Device fabrication and measurements

The OLEDs were fabricated through vacuum deposition of the materials at ca. 2.0 × 10−4 Pa onto indium–tin-oxide-coated glass substrates having a sheet resistance of ca. 15 Ω per square. The indium–tin oxide surface was cleaned ultrasonically and sequentially with acetone, isopropanol and deionized water, then dried in an oven, and finally exposed to ultraviolet light and ozone for about 10 min. Organic layers and aluminum were deposited at a rate of 1–2 Å/s. Subsequently, LiF and Liq were deposited at 0.1–0.2 Å/s.
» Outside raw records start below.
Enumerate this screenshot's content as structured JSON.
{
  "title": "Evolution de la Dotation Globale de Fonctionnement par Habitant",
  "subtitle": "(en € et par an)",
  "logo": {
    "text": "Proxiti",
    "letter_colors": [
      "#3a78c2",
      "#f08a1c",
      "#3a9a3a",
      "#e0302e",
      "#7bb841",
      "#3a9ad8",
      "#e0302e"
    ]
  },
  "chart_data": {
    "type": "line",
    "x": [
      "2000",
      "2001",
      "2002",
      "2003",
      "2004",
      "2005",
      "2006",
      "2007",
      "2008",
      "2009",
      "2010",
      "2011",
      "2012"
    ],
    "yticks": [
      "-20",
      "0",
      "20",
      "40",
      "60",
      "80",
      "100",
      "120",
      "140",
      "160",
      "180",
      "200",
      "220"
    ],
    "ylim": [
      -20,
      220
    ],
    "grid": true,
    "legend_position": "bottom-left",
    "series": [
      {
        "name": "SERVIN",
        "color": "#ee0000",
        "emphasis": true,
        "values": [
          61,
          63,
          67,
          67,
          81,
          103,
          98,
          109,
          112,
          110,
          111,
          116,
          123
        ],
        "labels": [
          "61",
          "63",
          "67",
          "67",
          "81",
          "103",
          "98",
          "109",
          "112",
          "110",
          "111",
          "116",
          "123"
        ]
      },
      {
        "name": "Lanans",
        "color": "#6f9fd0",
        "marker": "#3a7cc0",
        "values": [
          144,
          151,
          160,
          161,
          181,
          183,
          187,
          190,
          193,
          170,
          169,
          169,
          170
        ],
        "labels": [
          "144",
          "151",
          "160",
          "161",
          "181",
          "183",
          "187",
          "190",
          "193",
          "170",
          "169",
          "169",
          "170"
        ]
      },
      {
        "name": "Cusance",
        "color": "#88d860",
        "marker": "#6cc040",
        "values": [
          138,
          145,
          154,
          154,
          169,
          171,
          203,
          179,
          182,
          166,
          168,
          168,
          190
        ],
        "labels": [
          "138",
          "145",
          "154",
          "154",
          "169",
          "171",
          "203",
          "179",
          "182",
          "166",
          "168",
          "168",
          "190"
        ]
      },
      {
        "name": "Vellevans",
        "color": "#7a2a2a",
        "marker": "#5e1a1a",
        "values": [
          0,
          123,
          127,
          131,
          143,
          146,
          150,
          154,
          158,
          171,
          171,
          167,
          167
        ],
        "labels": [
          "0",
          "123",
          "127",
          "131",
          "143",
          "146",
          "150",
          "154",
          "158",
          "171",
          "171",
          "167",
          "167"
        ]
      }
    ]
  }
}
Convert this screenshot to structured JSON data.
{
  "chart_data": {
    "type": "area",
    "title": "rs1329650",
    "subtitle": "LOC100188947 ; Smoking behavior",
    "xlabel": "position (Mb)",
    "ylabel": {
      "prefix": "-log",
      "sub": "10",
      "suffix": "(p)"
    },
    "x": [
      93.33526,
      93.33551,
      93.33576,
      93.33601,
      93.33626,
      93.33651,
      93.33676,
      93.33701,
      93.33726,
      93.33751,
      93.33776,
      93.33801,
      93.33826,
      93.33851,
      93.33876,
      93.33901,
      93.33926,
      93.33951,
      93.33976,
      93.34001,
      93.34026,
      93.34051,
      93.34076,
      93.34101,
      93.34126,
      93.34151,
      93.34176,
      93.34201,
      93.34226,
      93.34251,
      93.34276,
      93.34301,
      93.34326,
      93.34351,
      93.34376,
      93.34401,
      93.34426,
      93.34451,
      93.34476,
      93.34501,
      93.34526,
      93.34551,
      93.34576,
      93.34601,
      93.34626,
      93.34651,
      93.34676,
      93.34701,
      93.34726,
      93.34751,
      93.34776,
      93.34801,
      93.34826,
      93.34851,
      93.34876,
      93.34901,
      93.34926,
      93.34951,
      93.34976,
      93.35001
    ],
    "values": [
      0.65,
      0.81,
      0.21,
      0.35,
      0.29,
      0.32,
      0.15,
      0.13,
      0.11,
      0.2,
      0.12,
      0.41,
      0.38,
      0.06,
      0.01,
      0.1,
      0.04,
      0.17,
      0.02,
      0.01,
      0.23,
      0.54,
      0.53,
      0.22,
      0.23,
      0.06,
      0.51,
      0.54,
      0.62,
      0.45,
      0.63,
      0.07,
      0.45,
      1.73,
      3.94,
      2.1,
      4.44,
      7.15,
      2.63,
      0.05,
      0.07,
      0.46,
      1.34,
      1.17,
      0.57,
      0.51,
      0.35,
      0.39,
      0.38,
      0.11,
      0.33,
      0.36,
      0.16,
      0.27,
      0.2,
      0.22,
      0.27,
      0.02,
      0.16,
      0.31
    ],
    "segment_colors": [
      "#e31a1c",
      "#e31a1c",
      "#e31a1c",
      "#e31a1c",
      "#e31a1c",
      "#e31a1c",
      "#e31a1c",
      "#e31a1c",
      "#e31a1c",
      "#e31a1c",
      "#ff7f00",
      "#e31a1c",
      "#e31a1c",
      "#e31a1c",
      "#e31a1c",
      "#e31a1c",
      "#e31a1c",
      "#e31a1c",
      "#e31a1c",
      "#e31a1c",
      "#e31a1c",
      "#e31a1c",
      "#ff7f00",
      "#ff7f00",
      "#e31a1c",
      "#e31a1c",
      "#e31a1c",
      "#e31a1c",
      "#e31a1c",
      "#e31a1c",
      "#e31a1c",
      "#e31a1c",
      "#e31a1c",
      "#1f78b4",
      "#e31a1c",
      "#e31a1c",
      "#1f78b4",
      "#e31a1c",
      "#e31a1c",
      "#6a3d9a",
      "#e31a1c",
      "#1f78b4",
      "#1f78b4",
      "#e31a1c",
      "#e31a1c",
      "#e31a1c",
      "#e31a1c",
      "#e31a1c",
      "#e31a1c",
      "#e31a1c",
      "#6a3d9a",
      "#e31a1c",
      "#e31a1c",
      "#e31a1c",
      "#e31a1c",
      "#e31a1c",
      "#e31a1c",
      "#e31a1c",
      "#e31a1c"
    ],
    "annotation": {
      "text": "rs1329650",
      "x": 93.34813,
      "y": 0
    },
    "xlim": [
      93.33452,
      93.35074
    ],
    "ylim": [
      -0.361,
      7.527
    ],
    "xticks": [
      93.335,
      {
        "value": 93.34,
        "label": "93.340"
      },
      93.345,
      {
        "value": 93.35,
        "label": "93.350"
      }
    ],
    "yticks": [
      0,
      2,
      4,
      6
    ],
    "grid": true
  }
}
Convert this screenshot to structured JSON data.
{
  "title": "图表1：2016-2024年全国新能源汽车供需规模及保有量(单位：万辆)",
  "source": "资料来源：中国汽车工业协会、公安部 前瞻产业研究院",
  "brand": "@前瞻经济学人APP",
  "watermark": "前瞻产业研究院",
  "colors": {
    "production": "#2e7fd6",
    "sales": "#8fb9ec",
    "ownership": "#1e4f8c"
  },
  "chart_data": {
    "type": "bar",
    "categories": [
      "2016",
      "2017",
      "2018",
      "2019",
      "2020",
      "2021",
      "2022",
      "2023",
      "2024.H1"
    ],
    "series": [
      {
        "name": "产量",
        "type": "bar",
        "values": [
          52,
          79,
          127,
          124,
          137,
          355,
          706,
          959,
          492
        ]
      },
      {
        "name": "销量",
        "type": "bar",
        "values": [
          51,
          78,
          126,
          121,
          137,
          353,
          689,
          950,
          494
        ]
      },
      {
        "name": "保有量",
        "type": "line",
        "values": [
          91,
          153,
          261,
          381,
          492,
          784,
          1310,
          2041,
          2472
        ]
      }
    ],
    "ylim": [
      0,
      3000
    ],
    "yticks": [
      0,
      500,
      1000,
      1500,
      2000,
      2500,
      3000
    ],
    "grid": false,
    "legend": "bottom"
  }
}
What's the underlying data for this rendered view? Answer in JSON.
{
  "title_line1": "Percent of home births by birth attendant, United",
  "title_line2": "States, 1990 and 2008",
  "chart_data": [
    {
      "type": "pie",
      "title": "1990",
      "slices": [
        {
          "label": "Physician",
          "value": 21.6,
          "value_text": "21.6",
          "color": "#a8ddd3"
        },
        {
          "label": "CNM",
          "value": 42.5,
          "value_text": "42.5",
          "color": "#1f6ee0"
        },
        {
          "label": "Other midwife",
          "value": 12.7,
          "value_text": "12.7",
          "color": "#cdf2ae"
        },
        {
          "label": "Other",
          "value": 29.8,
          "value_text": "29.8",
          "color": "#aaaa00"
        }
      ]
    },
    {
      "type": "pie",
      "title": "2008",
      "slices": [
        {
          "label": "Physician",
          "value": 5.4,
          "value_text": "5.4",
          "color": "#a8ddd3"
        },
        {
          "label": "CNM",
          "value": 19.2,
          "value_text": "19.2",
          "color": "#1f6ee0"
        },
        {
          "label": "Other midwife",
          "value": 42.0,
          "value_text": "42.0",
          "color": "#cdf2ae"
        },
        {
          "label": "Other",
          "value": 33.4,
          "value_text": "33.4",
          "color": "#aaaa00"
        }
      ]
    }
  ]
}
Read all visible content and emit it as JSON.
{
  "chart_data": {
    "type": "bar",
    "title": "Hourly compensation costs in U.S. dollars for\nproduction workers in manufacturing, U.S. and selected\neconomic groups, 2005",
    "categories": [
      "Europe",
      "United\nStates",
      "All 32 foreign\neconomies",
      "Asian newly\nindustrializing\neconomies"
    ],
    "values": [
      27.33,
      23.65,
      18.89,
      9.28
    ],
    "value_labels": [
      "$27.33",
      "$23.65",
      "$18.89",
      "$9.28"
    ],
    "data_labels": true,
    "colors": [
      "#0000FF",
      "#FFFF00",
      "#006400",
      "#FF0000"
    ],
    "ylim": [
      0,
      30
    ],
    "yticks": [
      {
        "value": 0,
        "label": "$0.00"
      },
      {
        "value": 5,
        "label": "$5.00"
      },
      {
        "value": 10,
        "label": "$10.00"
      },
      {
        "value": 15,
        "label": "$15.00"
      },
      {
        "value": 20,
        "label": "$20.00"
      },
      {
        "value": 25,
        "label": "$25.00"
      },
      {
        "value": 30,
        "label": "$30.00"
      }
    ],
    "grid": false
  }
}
The devices were exposed once to nitrogen gas after the formation of the organic layers to allow the fixing of a metal mask to define the cathode area. After fabrication, the devices were immediately encapsulated with glass lids using epoxy glue in nitrogen-filled glove boxes (O2–0.1ppm, H2O-0.1ppm). For all OLEDs, the emitting areas were determined by the overlap of two electrodes as 0.04 cm2. The J-V-luminance characteristics were evaluated using a Keithley 2400 source meter and an absolute external quantum efficiency (EQE) measurement system (C9920-12, Hamamatsu Photonics, Japan). Device operational stability was measured using a luminance meter (CS-2000, Konica Minolta, Japan) at a constant DC current at room temperature.

Optical simulation

The optical simulation of OLED devices was performed by using SETFOS 4.6 simulation program, in which the corresponding refractive index (n) and extinction coefficient (k) of each layer, dipole orientation factor of emitter, thickness of each layer and emission spectrum of EML were input. The optical constants of all the organic layers were measured using ellipsometer (M-2000, J. A. Woollam). The dipole orientation factor of emitter was set to be isotropic. During the optical simulation, the thicknesses of all layers were fixed, except the thickness of ETL was varied from 10 to 60 nm.